In 1904, on the centennial of the Louisiana Purchase, St. Louis hosted 19 million people at the largest World’s Fair in history. From across the globe, cities sent delegations to showcase their assets, including new whiz-bang technologies like the X-ray, fax machine and something called an ice cream cone.
Sacramento sent a giant “Prune Bear.”
The creature was a life-size grizzly bear — made from prunes. The eyes lit up in an early use of electricity. The “Prune Bear” could roar, thanks to a gramophone hidden in its jaw.
“This was a multimedia bear,” says Sacramento historian William Burg, author of the upcoming book “Wicked Sacramento,” chuckling a bit. “It was meant to show off the brand of the region’s agriculture.” Burg says Sacramento marketing reps held a contest in which people guessed how many prunes it took to make the bear, and the winners walked away with a box of prunes. The reps passed out brochures touting the merits of prunes, Sacramento and its agricultural bounty.

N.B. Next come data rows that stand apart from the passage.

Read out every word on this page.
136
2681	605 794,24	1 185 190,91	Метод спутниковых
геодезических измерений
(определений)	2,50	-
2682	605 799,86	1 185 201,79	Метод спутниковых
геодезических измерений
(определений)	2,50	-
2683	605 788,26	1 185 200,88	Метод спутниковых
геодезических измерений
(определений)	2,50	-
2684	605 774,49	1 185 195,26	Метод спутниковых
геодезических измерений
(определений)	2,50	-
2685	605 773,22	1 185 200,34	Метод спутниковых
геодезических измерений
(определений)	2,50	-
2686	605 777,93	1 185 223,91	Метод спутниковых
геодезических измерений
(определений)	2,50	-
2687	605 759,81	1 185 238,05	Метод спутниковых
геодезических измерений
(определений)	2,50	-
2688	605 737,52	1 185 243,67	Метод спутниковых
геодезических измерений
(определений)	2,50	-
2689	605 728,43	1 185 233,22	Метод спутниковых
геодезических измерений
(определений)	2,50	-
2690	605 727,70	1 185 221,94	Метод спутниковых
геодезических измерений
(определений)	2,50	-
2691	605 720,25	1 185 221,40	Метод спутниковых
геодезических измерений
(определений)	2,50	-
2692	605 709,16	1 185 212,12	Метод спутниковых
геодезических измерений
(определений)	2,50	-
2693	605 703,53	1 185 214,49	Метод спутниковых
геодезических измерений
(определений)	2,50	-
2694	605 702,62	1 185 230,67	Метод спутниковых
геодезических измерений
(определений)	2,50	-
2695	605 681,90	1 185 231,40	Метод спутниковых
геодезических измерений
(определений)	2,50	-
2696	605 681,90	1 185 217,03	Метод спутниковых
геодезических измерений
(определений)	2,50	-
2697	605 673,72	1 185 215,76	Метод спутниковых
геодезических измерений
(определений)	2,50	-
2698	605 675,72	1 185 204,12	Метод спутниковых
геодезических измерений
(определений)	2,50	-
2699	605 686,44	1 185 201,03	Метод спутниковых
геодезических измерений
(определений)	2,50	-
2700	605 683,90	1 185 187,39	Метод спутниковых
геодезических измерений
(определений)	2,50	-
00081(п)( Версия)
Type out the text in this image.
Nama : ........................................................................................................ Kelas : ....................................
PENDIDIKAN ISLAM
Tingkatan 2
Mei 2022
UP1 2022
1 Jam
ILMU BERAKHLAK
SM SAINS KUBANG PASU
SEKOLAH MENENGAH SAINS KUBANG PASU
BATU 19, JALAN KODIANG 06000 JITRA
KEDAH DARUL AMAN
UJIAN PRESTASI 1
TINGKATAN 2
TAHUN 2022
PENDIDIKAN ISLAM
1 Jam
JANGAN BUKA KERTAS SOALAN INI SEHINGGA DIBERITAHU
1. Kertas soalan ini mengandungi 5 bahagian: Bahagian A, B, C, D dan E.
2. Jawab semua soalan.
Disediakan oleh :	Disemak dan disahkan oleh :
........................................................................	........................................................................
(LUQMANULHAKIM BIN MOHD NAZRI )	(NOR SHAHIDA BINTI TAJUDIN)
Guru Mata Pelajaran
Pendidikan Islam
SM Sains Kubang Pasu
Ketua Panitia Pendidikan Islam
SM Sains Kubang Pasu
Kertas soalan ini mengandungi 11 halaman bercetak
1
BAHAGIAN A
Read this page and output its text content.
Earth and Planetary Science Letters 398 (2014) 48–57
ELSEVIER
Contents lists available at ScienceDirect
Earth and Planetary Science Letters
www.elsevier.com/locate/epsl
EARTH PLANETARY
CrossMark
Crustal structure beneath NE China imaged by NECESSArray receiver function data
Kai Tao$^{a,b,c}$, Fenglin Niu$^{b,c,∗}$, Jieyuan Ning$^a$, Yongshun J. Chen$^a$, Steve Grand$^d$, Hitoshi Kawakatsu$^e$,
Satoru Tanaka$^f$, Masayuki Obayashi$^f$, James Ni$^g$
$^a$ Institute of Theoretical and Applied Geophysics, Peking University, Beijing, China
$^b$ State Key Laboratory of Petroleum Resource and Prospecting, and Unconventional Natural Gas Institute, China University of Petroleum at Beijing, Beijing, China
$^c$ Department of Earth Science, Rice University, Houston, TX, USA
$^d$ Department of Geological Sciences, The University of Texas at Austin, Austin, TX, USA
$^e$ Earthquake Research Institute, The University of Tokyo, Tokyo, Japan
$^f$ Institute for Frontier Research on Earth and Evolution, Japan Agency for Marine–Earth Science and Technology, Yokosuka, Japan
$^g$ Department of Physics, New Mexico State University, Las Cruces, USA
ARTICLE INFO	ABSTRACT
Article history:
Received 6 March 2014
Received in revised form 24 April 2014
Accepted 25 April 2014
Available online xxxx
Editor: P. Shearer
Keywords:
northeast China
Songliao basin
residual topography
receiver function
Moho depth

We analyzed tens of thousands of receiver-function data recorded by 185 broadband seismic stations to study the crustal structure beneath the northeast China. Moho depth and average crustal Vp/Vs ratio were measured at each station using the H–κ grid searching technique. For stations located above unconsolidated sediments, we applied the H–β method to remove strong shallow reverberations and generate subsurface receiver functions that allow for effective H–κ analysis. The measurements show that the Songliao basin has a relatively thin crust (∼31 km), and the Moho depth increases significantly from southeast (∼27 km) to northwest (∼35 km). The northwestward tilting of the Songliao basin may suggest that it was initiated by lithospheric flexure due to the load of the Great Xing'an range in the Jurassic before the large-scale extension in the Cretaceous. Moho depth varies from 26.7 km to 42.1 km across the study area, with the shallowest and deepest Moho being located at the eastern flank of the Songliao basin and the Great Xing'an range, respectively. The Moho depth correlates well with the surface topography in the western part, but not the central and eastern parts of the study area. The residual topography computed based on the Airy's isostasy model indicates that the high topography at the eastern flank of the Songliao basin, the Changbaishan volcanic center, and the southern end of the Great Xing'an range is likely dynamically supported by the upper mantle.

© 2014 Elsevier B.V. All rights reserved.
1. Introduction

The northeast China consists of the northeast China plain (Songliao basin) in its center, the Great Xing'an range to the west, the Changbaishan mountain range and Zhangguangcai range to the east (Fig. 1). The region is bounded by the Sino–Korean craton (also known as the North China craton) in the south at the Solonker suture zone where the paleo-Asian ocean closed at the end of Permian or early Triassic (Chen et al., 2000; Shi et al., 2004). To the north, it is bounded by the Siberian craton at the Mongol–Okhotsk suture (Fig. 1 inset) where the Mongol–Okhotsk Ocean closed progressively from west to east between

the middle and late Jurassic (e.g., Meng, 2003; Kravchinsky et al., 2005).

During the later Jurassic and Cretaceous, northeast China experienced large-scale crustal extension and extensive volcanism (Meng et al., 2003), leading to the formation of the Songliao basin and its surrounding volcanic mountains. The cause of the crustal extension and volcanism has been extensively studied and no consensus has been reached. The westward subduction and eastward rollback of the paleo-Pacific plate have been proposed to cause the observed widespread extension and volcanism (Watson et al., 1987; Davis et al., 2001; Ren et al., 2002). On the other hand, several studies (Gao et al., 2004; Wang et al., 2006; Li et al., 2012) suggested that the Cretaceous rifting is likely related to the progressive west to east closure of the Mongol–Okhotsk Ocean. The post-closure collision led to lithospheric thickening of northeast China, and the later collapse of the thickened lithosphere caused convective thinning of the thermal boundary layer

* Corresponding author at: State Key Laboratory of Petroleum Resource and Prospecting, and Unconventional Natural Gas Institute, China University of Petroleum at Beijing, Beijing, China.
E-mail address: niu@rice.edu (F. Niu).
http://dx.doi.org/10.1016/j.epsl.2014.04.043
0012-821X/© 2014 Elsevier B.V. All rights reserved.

Sacramento has struggled with its branding for more than a century, eager to shed the image of “near San Francisco, but cheaper.” Over the years, Sacramento has been the River City, the Indomitable City, the Emerald City, the City of Trees and the Camellia Capital. More recently, the farm-to-fork movement has raised awareness of the local food scene, but as the region also tries to highlight its growth in business, tech, art and culture, a new brand is in the pipeline — spearheaded by a yearlong effort from Visit Sacramento — suggesting that Sacramento is more than farms or food or any one thing: that Sacramento is unstoppable.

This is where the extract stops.